“Would you like a free cupcake?”
The no-brainer question stops sidewalk traffic as Sophie Kallinis LaMontagne, wearing her signature hot pink apron and matching lipstick, holds out a ribboned tray of mini-treats.
It’s a steaming 99 degrees outside. A TLC camera crew is filming the stunt for an October special of D.C. Cupcakes, focused on LaMontagne’s chain, Georgetown Cupcake, founded with sister Katherine Kallinis Berman. Neither the hubbub nor heat deter families, tattooed hipsters, tourists and girls—lots and lots of girls of all ages—from taking a cupcake. There’s red velvet, salted caramel, coconut and the New York Pinstripe Pretzel, just created for Yankees legend Bernie Williams, who visited the store earlier to frost them for a charity bake-off against Red Sox icon Jason Varitek.
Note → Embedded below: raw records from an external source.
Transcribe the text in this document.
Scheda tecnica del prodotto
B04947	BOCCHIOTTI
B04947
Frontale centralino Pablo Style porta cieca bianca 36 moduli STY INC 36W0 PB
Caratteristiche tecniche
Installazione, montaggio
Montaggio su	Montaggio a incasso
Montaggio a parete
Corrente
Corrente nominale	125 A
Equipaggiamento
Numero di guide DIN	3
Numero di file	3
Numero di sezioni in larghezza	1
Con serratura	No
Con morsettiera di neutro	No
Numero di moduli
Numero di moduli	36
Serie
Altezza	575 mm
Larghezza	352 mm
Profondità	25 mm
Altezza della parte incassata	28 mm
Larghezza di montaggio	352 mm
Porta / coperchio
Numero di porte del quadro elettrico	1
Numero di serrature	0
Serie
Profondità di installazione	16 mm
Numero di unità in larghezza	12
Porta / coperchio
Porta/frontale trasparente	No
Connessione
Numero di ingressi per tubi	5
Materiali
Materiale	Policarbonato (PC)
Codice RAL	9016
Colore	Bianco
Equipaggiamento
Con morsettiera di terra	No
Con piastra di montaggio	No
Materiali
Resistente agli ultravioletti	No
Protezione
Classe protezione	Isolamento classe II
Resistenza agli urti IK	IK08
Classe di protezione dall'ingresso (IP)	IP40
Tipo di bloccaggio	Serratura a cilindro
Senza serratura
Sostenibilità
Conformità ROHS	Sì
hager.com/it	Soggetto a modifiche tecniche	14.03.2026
The episode marks the sisters opening their fourth store in Boston this fall.
“Cupcakes really do speak to you—there’s something intrinsically personal about them,” Sophie says. “People are fanatic about cupcakes.”
In fact, America loves the treat that exploded into the popular culture a decade ago, after Sex and the City’s Carrie Bradshaw and her gal posse bit into them at the Magnolia Bakery in New York’s Greenwich Village. The crumby cameo on the megahit helped transform the dessert from a kids’ birthday party treat into a luxury item and, ultimately, a multibillion-dollar industry. Ever since, foodies, retailers, TV programmers, booksellers and media experts want to know: Can anything stop the cupcake?